Privately, according to one renewables-focused investment banker, many industry pros fear a “darker” outcome. If Trump sweeps into power with a Republican Senate and House, he will immediately look to extend or even deepen his 2017 tax cuts. To make this revenue neutral, key provisions in the IRA – which a 2023 Goldman Sachs report said is likely to cost triple the USD 391bn price tag originally projected – will be targeted. Sure, some Republicans, like those who signed the aforementioned letter, may push back on changes that could slow down renewable development in their district. But in the end, most will follow the priorities of their party and its president.
“It’s nice that 18 Republicans signed a letter saying, ‘Don’t reverse course on these tax credits,’ but it’s easy to sign a letter,” Glick acknowledged this week on Crossroads, Infralogic’s podcast. “It’s a lot harder to vote against a bill that most of your party supports.”
A lot has to go right – or, from the industry’s standpoint, wrong – for this scenario to reach fruition. Republicans need to win the White House and both houses of Congress, probably with some cushion to overcome at least a handful of holdouts. Trump then needs to make repealing or changing the IRA a legislative priority, and successfully bring Congress along. The investment banker says he is not sure how likely such a scenario that is but says just the possibility could lead to a pause in deal activity if Trump emerges with a Republican trifecta post-election day.
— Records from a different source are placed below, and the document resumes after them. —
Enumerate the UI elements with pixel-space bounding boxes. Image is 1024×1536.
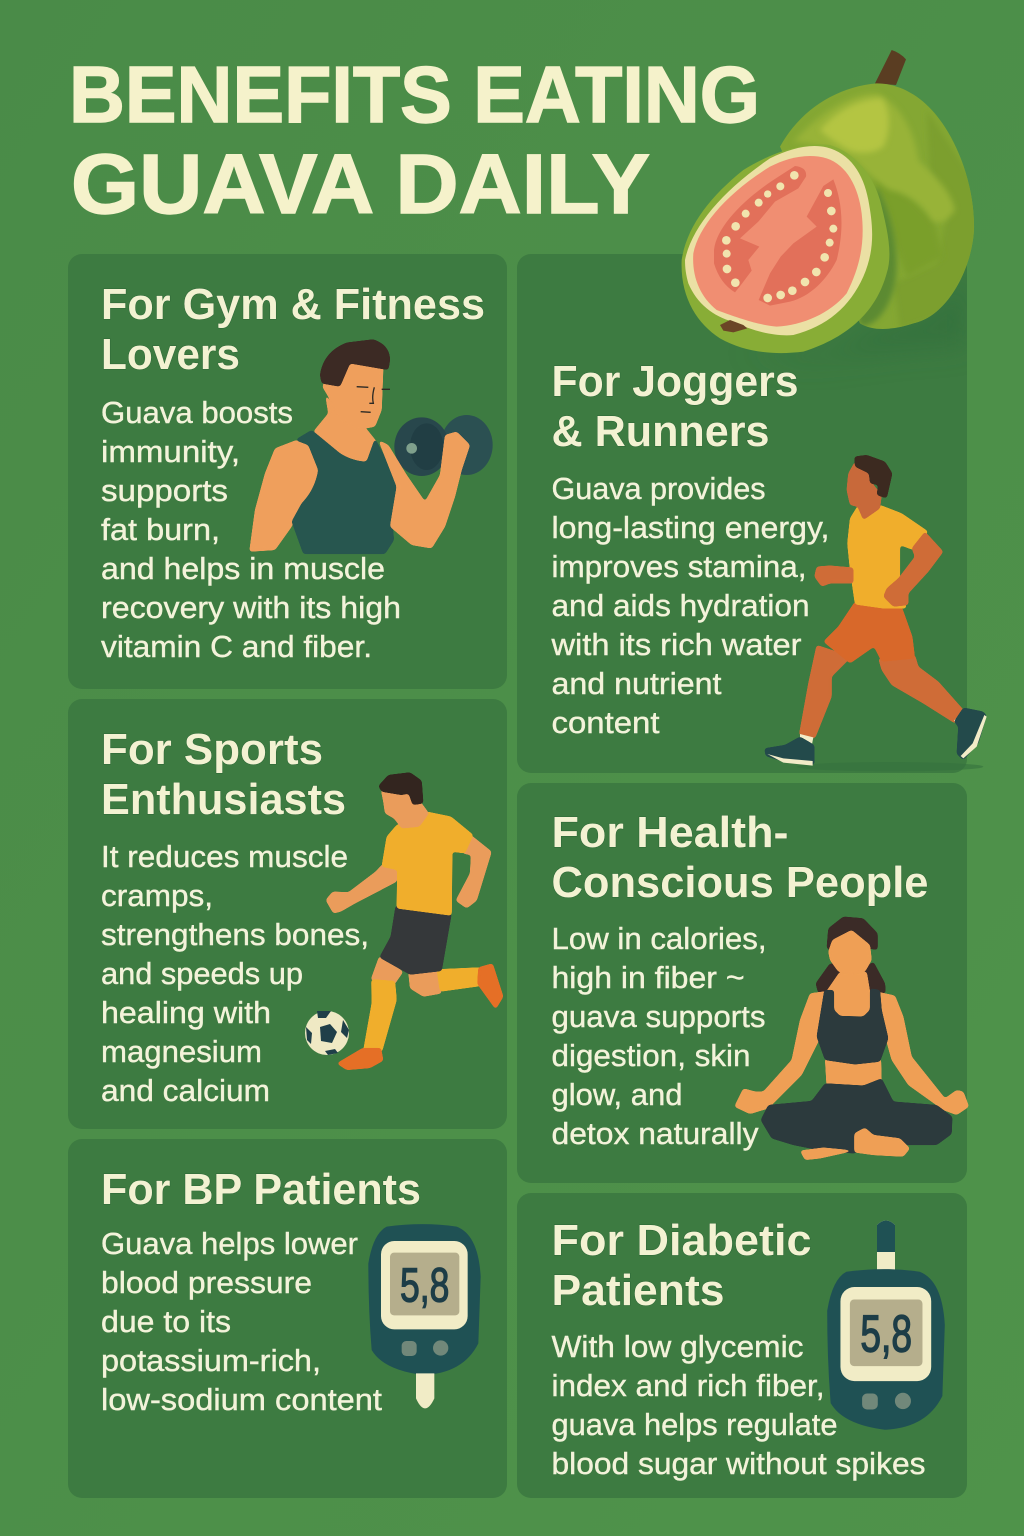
body: gym and fitness: and helps in muscle xyxy=(101,551,385,586)
guava stem xyxy=(875,50,906,85)
body: joggers and runners: improves stamina, xyxy=(552,549,806,584)
icon: BP meter: 5,8 xyxy=(400,1259,449,1313)
heading: gym and fitness xyxy=(101,280,485,379)
heading: joggers and runners: & Runners xyxy=(552,407,770,456)
body: sports enthusiasts: healing with xyxy=(101,995,271,1030)
body: BP patients: Guava helps lower xyxy=(101,1226,358,1261)
body: health-conscious people: detox naturally xyxy=(552,1116,759,1151)
heading: diabetic patients: Patients xyxy=(552,1266,724,1315)
text: health-conscious people xyxy=(552,808,928,1151)
guava shadow xyxy=(938,318,950,332)
icon: soccer ball xyxy=(305,1011,349,1055)
title xyxy=(69,50,760,231)
text: sports enthusiasts xyxy=(101,725,369,1108)
body: health-conscious people xyxy=(552,921,766,1151)
body: gym and fitness: vitamin C and fiber. xyxy=(101,629,372,664)
body: joggers and runners: Guava provides xyxy=(552,471,766,506)
body: joggers and runners: and nutrient xyxy=(552,666,722,701)
body: sports enthusiasts: strengthens bones, xyxy=(101,917,369,952)
body: gym and fitness: supports xyxy=(101,473,228,508)
body: BP patients: potassium-rich, xyxy=(101,1343,321,1378)
body: joggers and runners: with its rich water xyxy=(550,627,802,662)
body: sports enthusiasts: and speeds up xyxy=(101,956,303,991)
body: joggers and runners: content xyxy=(552,705,660,740)
body: health-conscious people: digestion, skin xyxy=(552,1038,750,1073)
cut guava half xyxy=(682,144,889,353)
heading: health-conscious people: For Health- xyxy=(552,808,788,857)
text: diabetic patients xyxy=(552,1216,926,1481)
icon: man lifting dumbbell xyxy=(249,339,493,554)
title: BENEFITS EATING xyxy=(69,50,760,139)
panel: joggers and runners background xyxy=(517,254,967,773)
body: BP patients: low-sodium content xyxy=(101,1382,382,1417)
body: sports enthusiasts xyxy=(101,839,369,1108)
body: BP patients: blood pressure xyxy=(101,1265,312,1300)
title: GUAVA DAILY xyxy=(71,137,650,231)
heading: BP patients: For BP Patients xyxy=(101,1165,421,1214)
icon: glucose meter xyxy=(827,1220,945,1430)
panel: gym and fitness background xyxy=(68,254,507,689)
body: diabetic patients xyxy=(552,1329,926,1481)
heading: health-conscious people: Conscious People xyxy=(552,858,928,907)
body: sports enthusiasts: magnesium xyxy=(101,1034,262,1069)
panel: diabetic patients background xyxy=(517,1193,967,1498)
text: BP patients xyxy=(101,1165,421,1417)
body: health-conscious people: high in fiber ~ xyxy=(552,960,744,995)
heading: diabetic patients: For Diabetic xyxy=(552,1216,812,1265)
text: joggers and runners xyxy=(550,357,830,740)
body: sports enthusiasts: and calcium xyxy=(101,1073,270,1108)
body: gym and fitness: immunity, xyxy=(101,434,240,469)
body: diabetic patients: With low glycemic xyxy=(552,1329,804,1364)
text: gym and fitness xyxy=(101,280,485,664)
heading: sports enthusiasts: Enthusiasts xyxy=(101,775,346,824)
icon: runner xyxy=(764,455,987,771)
icon: soccer player xyxy=(326,772,503,1070)
body: health-conscious people: Low in calories, xyxy=(552,921,766,956)
body: BP patients: due to its xyxy=(101,1304,231,1339)
panel: sports enthusiasts background xyxy=(68,699,507,1129)
panel: health-conscious background xyxy=(517,783,967,1183)
icon: guava fruit xyxy=(682,50,980,353)
body: health-conscious people: glow, and xyxy=(552,1077,682,1112)
heading: joggers and runners: For Joggers xyxy=(552,357,798,406)
body: gym and fitness: Guava boosts xyxy=(101,395,293,430)
body: sports enthusiasts: cramps, xyxy=(101,878,213,913)
body: sports enthusiasts: It reduces muscle xyxy=(101,839,348,874)
heading: joggers and runners xyxy=(552,357,798,456)
body: gym and fitness xyxy=(101,395,401,664)
icon: woman meditating xyxy=(734,917,969,1160)
heading: gym and fitness: For Gym & Fitness xyxy=(101,280,485,329)
icon: BP meter xyxy=(368,1224,481,1408)
panel: BP patients background xyxy=(68,1139,507,1498)
body: joggers and runners xyxy=(550,471,830,740)
body: diabetic patients: blood sugar without spikes xyxy=(552,1446,926,1481)
icon: glucose meter: 5,8 xyxy=(860,1305,912,1363)
body: gym and fitness: recovery with its high xyxy=(101,590,401,625)
body: BP patients xyxy=(101,1226,382,1417)
body: joggers and runners: and aids hydration xyxy=(552,588,810,623)
body: diabetic patients: index and rich fiber, xyxy=(552,1368,824,1403)
heading: sports enthusiasts: For Sports xyxy=(101,725,323,774)
body: gym and fitness: fat burn, xyxy=(101,512,220,547)
body: joggers and runners: long-lasting energy, xyxy=(552,510,830,545)
heading: health-conscious people xyxy=(552,808,928,907)
heading: gym and fitness: Lovers xyxy=(101,330,240,379)
whole guava xyxy=(780,83,980,330)
body: diabetic patients: guava helps regulate xyxy=(552,1407,838,1442)
body: health-conscious people: guava supports xyxy=(552,999,766,1034)
heading: diabetic patients xyxy=(552,1216,812,1315)
guava seeds xyxy=(722,171,837,302)
heading: sports enthusiasts xyxy=(101,725,346,824)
“There is fear and talk around a potential deeper repeal that impacts batteries, solar and wind,” the banker notes. “My view is that if there is a Republican trifecta sweep, things will pause for a while. No one knows how it is going to shake out.”
Most spoken to see this as unlikely. With the need for power to spur the AI revolution and renewable energy jobs driving economic growth, they say, a Trump administration would be unlikely to work to sabotage that.
“That demand signal will continue to be strong, regardless of who is in. We as a result will continue to be successful as an industry. It’s just that it’s going to be harder,” says Powers. “Companies that are willing to be patient are going to be fine.”